Variations within the mannequin(s)
There are three variations as regards mannequin structure.
One, the encoder doesn’t need to return the variance, so there is no such thing as a want for tf$cut up. The encoderâs name methodology now simply is
Between the encoder and the decoder, we donât want the sampling step anymore, so there is no such thing as a reparameterization.
And since we gainedât use tf$nn$sigmoid_cross_entropy_with_logits to compute the loss, we let the decoder apply the sigmoid within the final deconvolution layer:
self$deconv3 <- layer_conv_2d_transpose(
filters = 1,
kernel_size = 3,
strides = 1,
padding = "similar",
activation = "sigmoid"
)
Loss calculations
Now, as anticipated, the large novelty is within the loss perform.
The loss, most imply discrepancy (MMD), relies on the concept two distributions are similar if and provided that all moments are similar.
Concretely, MMD is estimated utilizing a kernel, such because the Gaussian kernel
[k(z,z’)=frac{e^}{2sigma^2}]
to evaluate similarity between distributions.
The thought then is that if two distributions are similar, the typical similarity between samples from every distribution must be similar to the typical similarity between combined samples from each distributions:
[MMD(p(z)||q(z))=E_{p(z),p(z’)}[k(z,z’)]+E_{q(z),q(z’)}[k(z,z’)]â2E_{p(z),q(z’)}[k(z,z’)]]
The next code is a direct port of the creatorâs authentic TensorFlow code:
compute_kernel <- perform(x, y) {
x_size <- k_shape(x)[1]
y_size <- k_shape(y)[1]
dim <- k_shape(x)[2]
tiled_x <- k_tile(
k_reshape(x, k_stack(record(x_size, 1, dim))),
k_stack(record(1, y_size, 1))
)
tiled_y <- k_tile(
k_reshape(y, k_stack(record(1, y_size, dim))),
k_stack(record(x_size, 1, 1))
)
k_exp(-k_mean(k_square(tiled_x - tiled_y), axis = 3) /
k_cast(dim, tf$float64))
}
compute_mmd <- perform(x, y, sigma_sqr = 1) {
x_kernel <- compute_kernel(x, x)
y_kernel <- compute_kernel(y, y)
xy_kernel <- compute_kernel(x, y)
k_mean(x_kernel) + k_mean(y_kernel) - 2 * k_mean(xy_kernel)
}
Coaching loop
The coaching loop differs from the usual VAE instance solely within the loss calculations.
Listed here are the respective strains:
with(tf$GradientTape(persistent = TRUE) %as% tape, {
imply <- encoder(x)
preds <- decoder(imply)
true_samples <- k_random_normal(
form = c(batch_size, latent_dim),
dtype = tf$float64
)
loss_mmd <- compute_mmd(true_samples, imply)
loss_nll <- k_mean(k_square(x - preds))
loss <- loss_nll + loss_mmd
})
So we merely compute MMD loss in addition to reconstruction loss, and add them up.

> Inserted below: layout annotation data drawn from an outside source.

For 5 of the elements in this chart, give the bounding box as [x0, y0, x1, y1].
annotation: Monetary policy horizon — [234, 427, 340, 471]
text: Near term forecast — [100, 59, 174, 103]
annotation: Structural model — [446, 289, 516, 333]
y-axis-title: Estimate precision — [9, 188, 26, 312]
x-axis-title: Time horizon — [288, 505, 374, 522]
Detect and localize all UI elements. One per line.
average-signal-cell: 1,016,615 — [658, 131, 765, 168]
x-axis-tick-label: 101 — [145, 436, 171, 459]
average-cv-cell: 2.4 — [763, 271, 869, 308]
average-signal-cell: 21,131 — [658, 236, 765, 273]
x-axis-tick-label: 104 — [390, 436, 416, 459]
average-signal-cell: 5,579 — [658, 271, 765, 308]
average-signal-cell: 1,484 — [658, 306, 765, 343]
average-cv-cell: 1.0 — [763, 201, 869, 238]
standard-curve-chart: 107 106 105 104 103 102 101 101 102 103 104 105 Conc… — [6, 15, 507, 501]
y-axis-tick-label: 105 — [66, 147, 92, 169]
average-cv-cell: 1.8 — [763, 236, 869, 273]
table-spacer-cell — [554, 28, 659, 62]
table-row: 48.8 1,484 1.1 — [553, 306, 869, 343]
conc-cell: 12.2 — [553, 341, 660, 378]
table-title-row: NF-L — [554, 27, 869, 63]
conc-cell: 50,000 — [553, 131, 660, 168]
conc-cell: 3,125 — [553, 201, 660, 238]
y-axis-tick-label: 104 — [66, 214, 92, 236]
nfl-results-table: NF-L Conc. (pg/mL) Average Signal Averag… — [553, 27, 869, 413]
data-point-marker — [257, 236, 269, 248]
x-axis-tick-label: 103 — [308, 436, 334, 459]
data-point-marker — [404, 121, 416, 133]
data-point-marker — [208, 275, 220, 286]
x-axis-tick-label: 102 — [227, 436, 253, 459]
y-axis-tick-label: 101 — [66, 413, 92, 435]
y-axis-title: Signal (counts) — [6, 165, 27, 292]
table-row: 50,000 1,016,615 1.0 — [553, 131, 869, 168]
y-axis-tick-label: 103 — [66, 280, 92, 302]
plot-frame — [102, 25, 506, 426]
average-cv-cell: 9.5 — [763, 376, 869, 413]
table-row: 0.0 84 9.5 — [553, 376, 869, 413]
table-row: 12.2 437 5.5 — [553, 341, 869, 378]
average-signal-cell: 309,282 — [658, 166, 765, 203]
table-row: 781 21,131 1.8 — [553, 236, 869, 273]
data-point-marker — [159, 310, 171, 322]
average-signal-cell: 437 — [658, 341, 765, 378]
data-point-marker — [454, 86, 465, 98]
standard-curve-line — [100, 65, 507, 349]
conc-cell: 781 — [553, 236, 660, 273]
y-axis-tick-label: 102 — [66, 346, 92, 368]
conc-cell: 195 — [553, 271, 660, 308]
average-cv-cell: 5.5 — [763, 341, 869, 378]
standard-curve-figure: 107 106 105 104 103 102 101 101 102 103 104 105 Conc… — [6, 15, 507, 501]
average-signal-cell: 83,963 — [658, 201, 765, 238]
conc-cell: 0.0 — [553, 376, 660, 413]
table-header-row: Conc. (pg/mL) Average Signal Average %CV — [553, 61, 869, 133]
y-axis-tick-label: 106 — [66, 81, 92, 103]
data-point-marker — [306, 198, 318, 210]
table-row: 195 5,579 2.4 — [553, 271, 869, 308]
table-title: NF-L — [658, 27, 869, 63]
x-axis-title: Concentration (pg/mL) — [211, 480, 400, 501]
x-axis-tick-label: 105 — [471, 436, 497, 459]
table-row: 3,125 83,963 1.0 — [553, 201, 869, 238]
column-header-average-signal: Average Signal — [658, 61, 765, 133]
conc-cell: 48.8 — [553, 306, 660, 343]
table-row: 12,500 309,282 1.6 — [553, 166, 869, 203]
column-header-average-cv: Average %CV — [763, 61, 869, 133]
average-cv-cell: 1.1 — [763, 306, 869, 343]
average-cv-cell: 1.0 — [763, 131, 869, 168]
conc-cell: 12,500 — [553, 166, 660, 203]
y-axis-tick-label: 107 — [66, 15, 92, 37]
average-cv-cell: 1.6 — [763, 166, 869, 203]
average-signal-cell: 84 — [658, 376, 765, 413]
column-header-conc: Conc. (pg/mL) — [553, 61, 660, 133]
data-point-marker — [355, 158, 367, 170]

No sampling is concerned on this model.
After all, we’re curious to see how properly that labored!
Outcomes
Once more, letâs have a look at some generated garments first. It looks like edges are a lot sharper right here.

The clusters too look extra properly unfold out within the two dimensions. And, they’re centered at (0,0), as we’d have hoped for.

Lastly, letâs see garments morph into each other. Right here, the sleek, steady evolutions are spectacular!
Additionally, almost all area is stuffed with significant objects, which hasnât been the case above.

MNIST
For curiosityâs sake, we generated the identical sorts of plots after coaching on authentic MNIST.
Right here, there are hardly any variations seen in generated random digits after 50 epochs of coaching.

Additionally the variations in clustering will not be that massive.

However right here too, the morphing appears to be like way more natural with MMD-VAE.

Conclusion
To us, this demonstrates impressively what massive a distinction the price perform could make when working with VAEs.
One other element open to experimentation could be the prior used for the latent area – see this speak for an outline of other priors and the âVariational Combination of Posteriorsâ paper (Tomczak and Welling 2017) for a well-liked latest method.
For each value capabilities and priors, we count on efficient variations to develop into approach larger nonetheless after we go away the managed atmosphere of (Style) MNIST and work with real-world datasets.
Kingma, Diederik P., and Max Welling. 2013. âAuto-Encoding Variational Bayes.â CoRR abs/1312.6114.
Tomczak, Jakub M., and Max Welling. 2017. âVAE with a VampPrior.â CoRR abs/1705.07120.